Difatti, la disuguaglianza del benessere tra gli uomini deriva da mere condizioni accidentali. Dunque, se io posseggo beni di fortuna li debbo a quelle circostanze che han favorito me o chi mi ha preceduto, e però devo pensare anco alla società di cui sono membro.

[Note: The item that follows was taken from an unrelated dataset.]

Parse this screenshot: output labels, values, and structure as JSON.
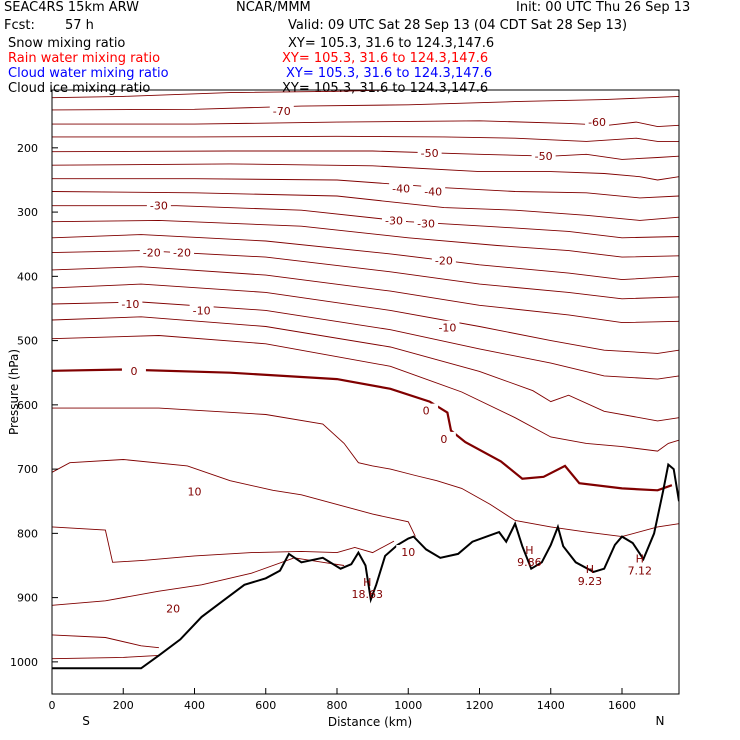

Si eccita l'invidia in un fanciullo avvezzandolo a stimare sè stesso giusta il valore degli altri. Egli deve, al contrario, stimar sè giusta le idee della sua ragione. Cosi l'umiltà vera e propria è un confronto del nostro valore colla perfezione morale. La religione cristiana, per esempio, comandando agli uomini di paragonar sè medesimi al modello sovrano della perfezione, li rende umili piuttosto che insegnar loro la umiltà. Far consistere l'umiltà nello stimar sè meno degli altri è assurdo. - Vedi come questo o quel fanciullo si porta bene! e somiglianti espressioni. Parlar così ai fanciulli non è certo il modo d'inspirar loro nobili sentimenti. Quando l'uomo stima sè, giusta il valore degli altri, cerca o di elevarsi sopra loro, o di abbassarli. Il secondo caso è proprio dell'invidia. Allora non si pensa che a trovar difetti negli altri; solo a questa condizione si regge al confronto, e si riesce superiori. Lo spirito di emulazione applicato non bene produce l'invidia. Quando volessimo persuadere alcuno che una cosa è fattibile, qui l'emulazione potrebbe giovare: come, puta caso, quando esigo da un fanciullo un certo còmpito e gli mostro che altri han potuto farlo.
A un fanciullo non va permesso di umiliare gli altri in qualsiasi modo.